La Habana cada vez me gusta menos

Dmitri Prieto

Foto: Caridad

HAVANA TIMES — La entidad que controversialmente maneja las nominaciones a “maravillas modernas” acaba de darle a La Habana el título de Ciudad Maravilla.

A esa Habana que hace ya años quise tener por casa, a esa Habana donde realicé mis estudios universitarios, y donde he trabajado ya bastante… a esa Habana que cada día me gusta menos.

De adolescente, de joven, en plena crisis de “periodo especial” solía ir por sus calles, y las calles me hablaban. Me hablaban de días y noches del pasado, de escritores hippies y guitarristas rockeros, de luchas obreras y mártires estudiantiles, de comidas y bailes populares, de rumbas, de religiones, de esoterismo y de sexo.

Esa época pasó, y esa Habana murió, sin pasaje a resurrección posible. Aquella no era, a pesar de Los Van-Van -eternos mitómanos, más que mito- una “Habana socialista”. Era simplemente cierta ciudad que, como escribió el poeta Jesús Díaz en Las Palabras Perdidas, un día estuvo viva.

Fue la misma que recibió a los barbudos, y que después ofició la asquerosa y ruin liturgia de los “actos de repudio”. La Habana de tantos proyectos alternativos, de tanta gente que quisieron y pretendieron otra Cuba – y de tantos ánimos por salirse de esta Cuba, porque la otra se esfumaba como la arena entre los dedos.

Aquellos polvos trajeron estos lodos. Llegó la hora de pagar las barbaridades de tanto “idealismo bien abastecido en su tiempo”…y el precio es ya demasiado alto.

Al son de Sábado corto, canción hedonística del Pablito Milanés de los 80, se concibió -una noche de sexo libre- el Reguetón. Y Silvio Rodríguez, laureado por un Premio de Cuba Posible, enseñó a esa Habana cómo escabullirse dando por imposible la verdad, entre gritos, entre ideologías, destilando talento y comprometiendo para siempre lo que fue esa “nueva” trova.

Ya no más trova. Asco de calles levantadas donde cada operación constructiva aporta nuevos baches.

Ya no más memoria. Los gritos desde los balcones no son de alegría popular, son de desesperación, y las banderas que penden son ganchos comerciales – no importa la nacionalidad de estas, porque el fula (el dólar) no es “étnico” ni contiene identidades.

Ya no más deseos de vivir acá, que tanto disgusto causaron a mis difuntos padres. El “servicio” se oferta a posibles “clientes” vía gritos agresivos, los bicitaxis arrastran lo que queda de orden afectuoso de las calles antiguas, la nueva generación se impone con ese reguetón que aquel lamentable ministro pensaba que era un género musical. Nuestras “vanguardias culturales”, nuestros “intelectuales” fueron lo suficientemente idiotas para no darse cuenta que había algo que salvar, más allá que la reliquia momificada de una ideología en el poder… aunque quizás no tan idiotas eran, sino solo palomas troqueladas…

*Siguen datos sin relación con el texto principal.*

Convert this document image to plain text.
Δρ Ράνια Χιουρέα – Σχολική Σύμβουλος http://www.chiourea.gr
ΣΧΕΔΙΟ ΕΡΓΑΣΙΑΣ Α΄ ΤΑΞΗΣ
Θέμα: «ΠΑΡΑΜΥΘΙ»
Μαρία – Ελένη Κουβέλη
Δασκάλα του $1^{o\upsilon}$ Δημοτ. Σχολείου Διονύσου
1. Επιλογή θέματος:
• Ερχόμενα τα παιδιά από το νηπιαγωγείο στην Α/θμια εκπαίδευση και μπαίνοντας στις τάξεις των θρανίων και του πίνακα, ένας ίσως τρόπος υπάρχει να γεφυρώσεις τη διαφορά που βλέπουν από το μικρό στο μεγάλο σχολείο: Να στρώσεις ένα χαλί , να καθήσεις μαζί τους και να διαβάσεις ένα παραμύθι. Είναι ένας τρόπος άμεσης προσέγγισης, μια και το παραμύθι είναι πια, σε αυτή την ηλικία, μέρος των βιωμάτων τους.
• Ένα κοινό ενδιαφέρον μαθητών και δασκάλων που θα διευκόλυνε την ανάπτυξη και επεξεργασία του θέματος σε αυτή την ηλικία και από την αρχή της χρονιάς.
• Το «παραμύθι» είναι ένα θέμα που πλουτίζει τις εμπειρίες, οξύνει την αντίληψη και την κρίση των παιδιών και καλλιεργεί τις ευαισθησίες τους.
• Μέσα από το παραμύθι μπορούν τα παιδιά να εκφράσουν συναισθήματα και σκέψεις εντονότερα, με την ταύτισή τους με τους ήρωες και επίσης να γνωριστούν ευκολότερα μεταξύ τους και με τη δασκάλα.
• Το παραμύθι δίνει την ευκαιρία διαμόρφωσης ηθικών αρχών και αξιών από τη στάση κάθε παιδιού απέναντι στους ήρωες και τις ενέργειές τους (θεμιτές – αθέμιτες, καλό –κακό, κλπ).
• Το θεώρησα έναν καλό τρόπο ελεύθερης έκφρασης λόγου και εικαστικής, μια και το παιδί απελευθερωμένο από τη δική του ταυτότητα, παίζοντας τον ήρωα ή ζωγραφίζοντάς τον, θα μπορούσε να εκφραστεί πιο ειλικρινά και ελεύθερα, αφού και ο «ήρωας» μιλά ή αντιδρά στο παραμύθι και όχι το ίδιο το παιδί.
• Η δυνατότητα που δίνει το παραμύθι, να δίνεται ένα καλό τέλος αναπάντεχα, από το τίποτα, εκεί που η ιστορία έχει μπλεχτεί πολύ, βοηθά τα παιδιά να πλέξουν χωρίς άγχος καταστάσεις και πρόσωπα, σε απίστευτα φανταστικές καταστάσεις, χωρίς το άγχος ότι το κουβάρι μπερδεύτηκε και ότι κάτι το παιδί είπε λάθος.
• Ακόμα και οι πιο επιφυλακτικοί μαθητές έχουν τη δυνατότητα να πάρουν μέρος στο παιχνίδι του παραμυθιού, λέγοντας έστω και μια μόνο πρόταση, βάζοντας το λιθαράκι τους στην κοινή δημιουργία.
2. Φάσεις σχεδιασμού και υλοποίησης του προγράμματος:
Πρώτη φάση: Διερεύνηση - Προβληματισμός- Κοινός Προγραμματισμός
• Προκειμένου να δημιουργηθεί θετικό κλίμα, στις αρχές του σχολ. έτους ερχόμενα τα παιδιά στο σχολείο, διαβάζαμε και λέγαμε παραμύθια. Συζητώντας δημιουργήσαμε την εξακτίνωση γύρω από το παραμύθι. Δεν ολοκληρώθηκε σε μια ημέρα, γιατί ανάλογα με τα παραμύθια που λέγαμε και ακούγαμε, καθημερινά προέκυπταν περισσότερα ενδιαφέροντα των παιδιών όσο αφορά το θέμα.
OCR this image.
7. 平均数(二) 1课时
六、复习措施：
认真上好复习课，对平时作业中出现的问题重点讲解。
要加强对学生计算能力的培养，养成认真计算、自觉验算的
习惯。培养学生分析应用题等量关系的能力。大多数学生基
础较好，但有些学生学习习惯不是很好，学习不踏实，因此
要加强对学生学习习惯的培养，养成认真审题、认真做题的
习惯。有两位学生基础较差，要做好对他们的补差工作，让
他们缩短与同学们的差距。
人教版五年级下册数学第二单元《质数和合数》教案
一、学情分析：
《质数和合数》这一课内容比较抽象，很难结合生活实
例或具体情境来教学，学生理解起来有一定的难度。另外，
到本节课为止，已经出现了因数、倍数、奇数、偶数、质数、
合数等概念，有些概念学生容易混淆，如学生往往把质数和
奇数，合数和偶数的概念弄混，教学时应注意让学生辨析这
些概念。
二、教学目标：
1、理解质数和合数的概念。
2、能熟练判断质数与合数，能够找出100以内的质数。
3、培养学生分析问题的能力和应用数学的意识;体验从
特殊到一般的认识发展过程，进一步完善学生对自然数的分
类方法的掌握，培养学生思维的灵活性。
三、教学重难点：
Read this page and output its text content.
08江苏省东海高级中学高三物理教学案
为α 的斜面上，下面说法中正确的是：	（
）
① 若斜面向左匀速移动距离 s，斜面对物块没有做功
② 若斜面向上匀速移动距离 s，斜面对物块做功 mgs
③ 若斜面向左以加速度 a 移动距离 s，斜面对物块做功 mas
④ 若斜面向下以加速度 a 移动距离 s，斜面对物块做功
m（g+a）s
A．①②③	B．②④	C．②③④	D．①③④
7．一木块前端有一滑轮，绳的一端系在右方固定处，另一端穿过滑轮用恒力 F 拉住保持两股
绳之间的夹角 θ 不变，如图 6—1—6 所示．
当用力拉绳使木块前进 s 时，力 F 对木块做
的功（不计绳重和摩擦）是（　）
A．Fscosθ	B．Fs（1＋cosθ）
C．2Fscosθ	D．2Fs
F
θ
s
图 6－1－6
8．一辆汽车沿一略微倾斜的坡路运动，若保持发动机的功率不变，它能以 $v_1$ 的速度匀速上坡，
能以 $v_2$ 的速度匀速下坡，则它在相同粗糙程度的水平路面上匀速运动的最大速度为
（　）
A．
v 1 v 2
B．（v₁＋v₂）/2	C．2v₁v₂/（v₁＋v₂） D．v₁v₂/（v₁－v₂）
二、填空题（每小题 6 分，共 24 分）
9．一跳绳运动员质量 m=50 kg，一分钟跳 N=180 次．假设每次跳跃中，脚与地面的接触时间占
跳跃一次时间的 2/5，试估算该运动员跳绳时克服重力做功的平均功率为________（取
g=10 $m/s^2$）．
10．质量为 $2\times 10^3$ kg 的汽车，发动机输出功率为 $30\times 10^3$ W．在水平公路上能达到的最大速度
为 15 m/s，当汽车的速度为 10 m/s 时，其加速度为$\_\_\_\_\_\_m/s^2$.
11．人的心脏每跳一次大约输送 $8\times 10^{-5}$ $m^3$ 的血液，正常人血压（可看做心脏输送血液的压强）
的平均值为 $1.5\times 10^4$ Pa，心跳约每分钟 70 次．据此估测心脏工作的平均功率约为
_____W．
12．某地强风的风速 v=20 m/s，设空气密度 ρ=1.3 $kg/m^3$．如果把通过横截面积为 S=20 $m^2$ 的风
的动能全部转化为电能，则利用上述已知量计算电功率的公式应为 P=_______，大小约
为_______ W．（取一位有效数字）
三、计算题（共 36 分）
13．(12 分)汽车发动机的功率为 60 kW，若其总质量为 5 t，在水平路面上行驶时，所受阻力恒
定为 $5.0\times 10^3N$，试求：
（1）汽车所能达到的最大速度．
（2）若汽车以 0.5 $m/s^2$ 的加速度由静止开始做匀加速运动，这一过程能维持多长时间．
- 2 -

La triste obra de aquel Eusebio empeñado en rescatarla del desastre me saca lágrimas cuando lo veo en la TV, enclaustrado por la enfermedad que lastra su cuerpo y corroe a Cuba toda. Eusebio Leal, héroe de tantas restauraciones. Hombre controversial, cuestionado por tantos, por mí mismo y por mi familia, incluso. Pero qué distancia entre su fe y esta realidad de su ciudad más querida, hoy día.

Hoy, La Habana calla. Su voz no se oiría, de todos modos, entre tanto reguetón. Sus calles no me dicen nada más desde las profundidades de los tiempos.

Eso perdió toda relevancia.

La vieja Cuba ya no existe.

Es un ersatz, una mera imitación, mimesis ruin de un original que fue subastado por fragmentos.